Github Actions is configured through the YAML files.
💡 The trickiest part of writing the configuration files is typically getting the indentation right.
- Understand the basic structure of a workflow file
- Understand the basic structure of a job
- Understand the basic structure of a step
In this workshop we will be using a small java service which uses Gradle to build the application.
The application is found in the app
directory, though the details of the implementation are not interesting for the purposes of these katas.
There are a number of shell scripts that help with building the application, these are located in the ci
directory.
The purpose of these katas is to use the small java application to exemplify how to use Github Actions to build, test and package your applications.
We ultimately want a pipeline that has the following jobs:
- Build and test: Clones down and run the gradle build command found in ci/build-app.sh, and thereafter runs the gradle test command found in ci/unit-test-app.sh
- Build docker: runs both building of the docker image, and pushes it up to the hub
- Component test: runs a docker-compose file with a python test to test the application.
- Performance test: runs a docker-compose file with a k6 performance tester to test the application.
We are not going to do it all in one go, but rather step by step.
Now we want to diver a bit more into a pipeline.
Examine the following example, that makes the agent running the pipeline echo out "hello world":
name: Main workflow
on: push
jobs:
Build:
runs-on: ubuntu-latest
container: gradle:6-jdk11
steps:
- name: Clone down repository
uses: actions/checkout@v4
- run: ci/build-app.sh
A line-by-line explanation of the above:
- Line 1: Specifies the name of the workflow, in this case, "Main workflow".
- Line 2: Specifies that the workflow should be triggered on a
push
event. - Line 3: Introduces the
jobs
section where all job definitions reside. - Line 4-5: Defines a job named
Build
that runs on an Ubuntu VM. - Line 6: Specifies that the job should run in a container with the image
gradle:6-jdk11
. - Line 7: Defines the steps that should be executed in the job.
- Line 8: A step named
Clone down repository
- Line 9: Uses the action
actions/checkout@v4
, to clone down the repository's content to the runner, enabling subsequent steps to access it. - Line 10: Runs the
build-app.sh
script found in theci
directory of the repository.
This workflow is a basic example that provides insights into the event type, branch reference, and repository structure when code is pushed to it.

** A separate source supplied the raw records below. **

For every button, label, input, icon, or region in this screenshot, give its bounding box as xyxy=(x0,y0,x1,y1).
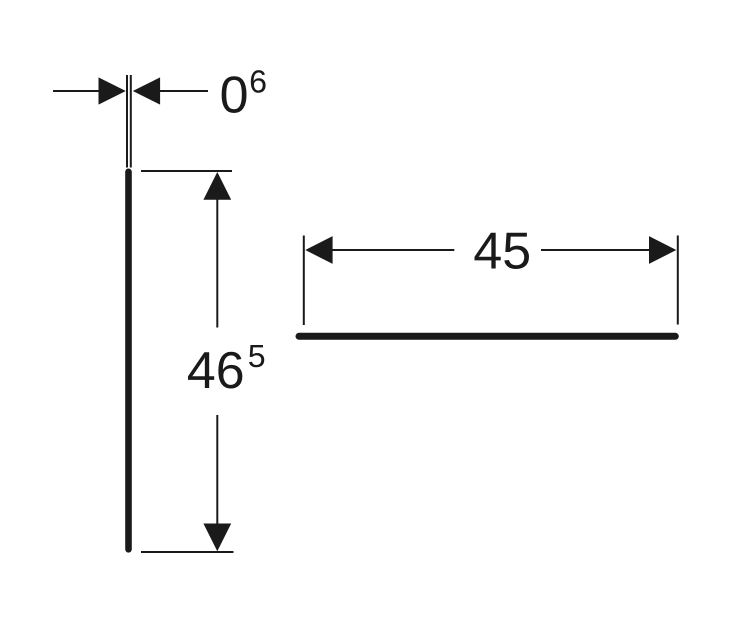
height arrow up xyxy=(203,172,231,200)
height extension line bottom xyxy=(141,551,234,553)
thickness extension line left xyxy=(126,75,128,168)
thickness arrow left (points right) xyxy=(99,77,126,104)
label 46 xyxy=(188,352,242,389)
label 45 xyxy=(474,233,528,269)
label superscript 5 xyxy=(249,345,264,367)
thickness extension line right xyxy=(130,75,132,168)
panel side profile (thick vertical bar) xyxy=(125,172,132,550)
height dim line lower segment xyxy=(216,415,218,526)
panel top view (thick horizontal bar) xyxy=(299,333,675,340)
thickness arrow right (points left) xyxy=(133,77,160,104)
label 0 xyxy=(222,76,247,113)
label superscript 6 xyxy=(251,70,266,93)
thickness dim line right xyxy=(156,90,208,92)
thickness dim line left xyxy=(53,90,104,92)
width arrow left (points left) xyxy=(305,236,332,264)
width extension line left xyxy=(303,236,305,326)
height dim line upper segment xyxy=(216,198,218,328)
width arrow right (points right) xyxy=(649,236,676,264)
width dim line right segment xyxy=(541,249,651,251)
width extension line right xyxy=(677,236,679,325)
height extension line top xyxy=(141,170,232,172)
width dim line left segment xyxy=(331,249,454,251)
height arrow down xyxy=(203,524,231,552)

If you want to see what build-app.sh
is doing, look into the script.
- Replace the workflow you created in
.github/workflows/main.yml
with the above example. - Add and commit the file and push it to Github.

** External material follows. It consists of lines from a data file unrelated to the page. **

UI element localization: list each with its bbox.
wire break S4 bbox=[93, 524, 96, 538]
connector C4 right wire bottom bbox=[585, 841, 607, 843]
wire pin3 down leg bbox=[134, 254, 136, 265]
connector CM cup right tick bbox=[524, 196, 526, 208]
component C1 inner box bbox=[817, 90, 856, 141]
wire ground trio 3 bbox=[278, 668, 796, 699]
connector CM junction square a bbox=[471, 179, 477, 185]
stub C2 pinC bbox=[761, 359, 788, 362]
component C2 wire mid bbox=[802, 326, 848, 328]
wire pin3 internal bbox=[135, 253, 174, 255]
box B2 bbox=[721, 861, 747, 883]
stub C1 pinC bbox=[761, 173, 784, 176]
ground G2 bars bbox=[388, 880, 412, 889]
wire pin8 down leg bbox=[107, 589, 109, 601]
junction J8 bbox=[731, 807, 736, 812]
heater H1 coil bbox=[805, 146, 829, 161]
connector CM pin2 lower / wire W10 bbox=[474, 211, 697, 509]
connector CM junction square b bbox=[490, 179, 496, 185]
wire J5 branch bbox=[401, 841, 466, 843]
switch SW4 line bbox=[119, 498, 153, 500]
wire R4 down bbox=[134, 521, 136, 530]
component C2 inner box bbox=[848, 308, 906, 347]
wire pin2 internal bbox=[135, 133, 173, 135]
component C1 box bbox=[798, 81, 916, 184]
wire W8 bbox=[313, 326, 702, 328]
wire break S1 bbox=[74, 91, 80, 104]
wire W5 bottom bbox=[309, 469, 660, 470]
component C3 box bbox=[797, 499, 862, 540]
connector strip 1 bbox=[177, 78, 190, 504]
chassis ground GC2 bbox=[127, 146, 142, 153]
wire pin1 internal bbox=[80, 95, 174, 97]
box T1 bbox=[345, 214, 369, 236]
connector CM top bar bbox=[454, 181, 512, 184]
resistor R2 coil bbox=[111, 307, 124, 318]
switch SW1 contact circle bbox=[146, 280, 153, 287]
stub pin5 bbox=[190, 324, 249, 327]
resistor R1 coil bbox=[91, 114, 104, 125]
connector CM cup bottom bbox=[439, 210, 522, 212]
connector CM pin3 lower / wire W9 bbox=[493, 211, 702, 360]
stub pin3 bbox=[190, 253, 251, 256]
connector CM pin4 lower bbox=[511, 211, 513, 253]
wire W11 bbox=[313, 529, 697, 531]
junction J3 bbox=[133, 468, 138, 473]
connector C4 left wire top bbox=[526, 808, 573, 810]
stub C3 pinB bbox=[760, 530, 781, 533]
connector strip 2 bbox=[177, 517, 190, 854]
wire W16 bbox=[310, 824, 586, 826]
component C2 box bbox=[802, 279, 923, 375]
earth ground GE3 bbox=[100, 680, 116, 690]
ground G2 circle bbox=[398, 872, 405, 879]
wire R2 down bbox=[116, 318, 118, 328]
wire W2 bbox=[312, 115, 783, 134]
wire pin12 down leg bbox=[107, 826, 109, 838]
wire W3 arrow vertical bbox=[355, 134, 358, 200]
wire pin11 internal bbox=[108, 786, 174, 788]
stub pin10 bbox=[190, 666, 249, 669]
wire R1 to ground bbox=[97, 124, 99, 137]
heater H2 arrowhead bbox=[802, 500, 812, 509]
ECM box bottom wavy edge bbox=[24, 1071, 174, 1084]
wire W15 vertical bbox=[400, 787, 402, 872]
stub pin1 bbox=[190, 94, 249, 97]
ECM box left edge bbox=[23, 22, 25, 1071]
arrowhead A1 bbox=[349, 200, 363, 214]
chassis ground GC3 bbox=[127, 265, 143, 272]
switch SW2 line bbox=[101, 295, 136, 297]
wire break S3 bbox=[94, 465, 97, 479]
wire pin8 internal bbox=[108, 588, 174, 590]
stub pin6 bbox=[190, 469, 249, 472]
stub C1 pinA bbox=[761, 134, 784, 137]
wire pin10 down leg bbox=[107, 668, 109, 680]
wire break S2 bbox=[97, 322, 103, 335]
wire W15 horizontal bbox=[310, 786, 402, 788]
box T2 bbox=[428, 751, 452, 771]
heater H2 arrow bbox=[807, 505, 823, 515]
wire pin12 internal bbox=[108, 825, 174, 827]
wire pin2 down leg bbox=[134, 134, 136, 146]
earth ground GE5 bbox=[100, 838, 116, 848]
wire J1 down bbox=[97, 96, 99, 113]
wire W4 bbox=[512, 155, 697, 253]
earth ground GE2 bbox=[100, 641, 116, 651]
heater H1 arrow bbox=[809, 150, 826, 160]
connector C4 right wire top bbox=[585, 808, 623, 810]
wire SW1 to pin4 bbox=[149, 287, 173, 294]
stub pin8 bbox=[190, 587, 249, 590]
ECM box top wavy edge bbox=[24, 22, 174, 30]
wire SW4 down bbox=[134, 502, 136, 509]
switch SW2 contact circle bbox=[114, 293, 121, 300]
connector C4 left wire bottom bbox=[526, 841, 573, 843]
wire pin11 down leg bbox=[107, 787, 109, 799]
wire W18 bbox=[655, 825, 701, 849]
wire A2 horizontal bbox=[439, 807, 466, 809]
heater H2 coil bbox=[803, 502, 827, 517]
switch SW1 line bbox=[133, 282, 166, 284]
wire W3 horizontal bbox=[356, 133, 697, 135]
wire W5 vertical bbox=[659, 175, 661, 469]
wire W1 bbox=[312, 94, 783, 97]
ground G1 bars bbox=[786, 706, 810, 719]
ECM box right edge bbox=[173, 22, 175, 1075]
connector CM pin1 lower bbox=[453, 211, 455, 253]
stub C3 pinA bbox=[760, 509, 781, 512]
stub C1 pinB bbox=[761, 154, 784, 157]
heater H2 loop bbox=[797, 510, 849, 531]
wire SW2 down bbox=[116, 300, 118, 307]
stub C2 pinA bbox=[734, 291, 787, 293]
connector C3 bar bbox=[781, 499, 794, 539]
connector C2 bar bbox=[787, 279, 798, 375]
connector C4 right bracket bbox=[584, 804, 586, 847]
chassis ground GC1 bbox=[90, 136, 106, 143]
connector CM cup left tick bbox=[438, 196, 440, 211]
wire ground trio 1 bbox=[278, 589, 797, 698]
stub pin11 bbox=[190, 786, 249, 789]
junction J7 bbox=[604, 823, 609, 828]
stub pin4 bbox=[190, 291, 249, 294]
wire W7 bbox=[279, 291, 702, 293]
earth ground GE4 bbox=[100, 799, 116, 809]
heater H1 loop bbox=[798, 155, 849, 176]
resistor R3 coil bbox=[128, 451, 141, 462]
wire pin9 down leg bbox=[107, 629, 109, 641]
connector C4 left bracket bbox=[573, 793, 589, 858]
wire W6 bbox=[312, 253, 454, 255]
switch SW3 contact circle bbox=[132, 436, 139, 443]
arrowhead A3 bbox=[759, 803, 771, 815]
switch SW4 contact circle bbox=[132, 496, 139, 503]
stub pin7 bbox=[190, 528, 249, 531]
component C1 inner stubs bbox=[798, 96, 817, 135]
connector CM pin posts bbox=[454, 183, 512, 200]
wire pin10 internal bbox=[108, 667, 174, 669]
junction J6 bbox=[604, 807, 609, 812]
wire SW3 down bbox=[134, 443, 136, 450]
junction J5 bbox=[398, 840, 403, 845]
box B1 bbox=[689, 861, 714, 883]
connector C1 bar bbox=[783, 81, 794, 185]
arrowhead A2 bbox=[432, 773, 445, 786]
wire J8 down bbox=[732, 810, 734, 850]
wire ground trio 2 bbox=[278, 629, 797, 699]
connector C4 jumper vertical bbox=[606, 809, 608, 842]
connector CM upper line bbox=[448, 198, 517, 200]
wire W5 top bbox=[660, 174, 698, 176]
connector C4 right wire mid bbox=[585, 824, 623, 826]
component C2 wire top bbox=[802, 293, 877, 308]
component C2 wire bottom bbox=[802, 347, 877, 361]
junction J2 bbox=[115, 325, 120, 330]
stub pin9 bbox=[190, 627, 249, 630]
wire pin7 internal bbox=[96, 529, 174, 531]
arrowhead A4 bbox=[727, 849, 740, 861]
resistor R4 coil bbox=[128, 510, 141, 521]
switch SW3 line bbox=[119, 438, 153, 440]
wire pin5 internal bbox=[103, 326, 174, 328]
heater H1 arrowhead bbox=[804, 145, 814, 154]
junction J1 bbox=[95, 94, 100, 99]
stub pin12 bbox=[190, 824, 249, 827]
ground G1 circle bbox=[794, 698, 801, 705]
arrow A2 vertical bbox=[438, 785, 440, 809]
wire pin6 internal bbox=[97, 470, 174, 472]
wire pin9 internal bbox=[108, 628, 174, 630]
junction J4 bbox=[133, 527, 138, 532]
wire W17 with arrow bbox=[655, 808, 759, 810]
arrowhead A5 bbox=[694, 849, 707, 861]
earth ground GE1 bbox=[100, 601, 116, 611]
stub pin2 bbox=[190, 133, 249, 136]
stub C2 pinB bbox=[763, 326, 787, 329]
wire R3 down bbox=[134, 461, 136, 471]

💡 Git commands to do it if you are using the terminal
git add .github/workflows/hello-world.yml
git commit -m "Add hello world workflow"
git push
- Go to Github Actions tab of the repository and check the action status.
See that the build runs green and outputs this in the step log:
Run ./ci/build-app.sh
Starting a Gradle Daemon (subsequent builds will be faster)
> Task :clean UP-TO-DATE
> Task :compileJava
Note: Creating bean classes for 3 type elements
> Task :processResources
> Task :classes
> Task :shadowJar
Deprecated Gradle features were used in this build, making it incompatible with Gradle 7.0.
Use '--warning-mode all' to show the individual deprecation warnings.
See https://docs.gradle.org/6.9.4/userguide/command_line_interface.html#sec:command_line_warnings
BUILD SUCCESSFUL in 15s
4 actionable tasks: 3 executed, 1 up-to-date
Congratulations, you have now build the java application!
But we have some way to go yet, we want to build a docker image, and run some tests on it as well.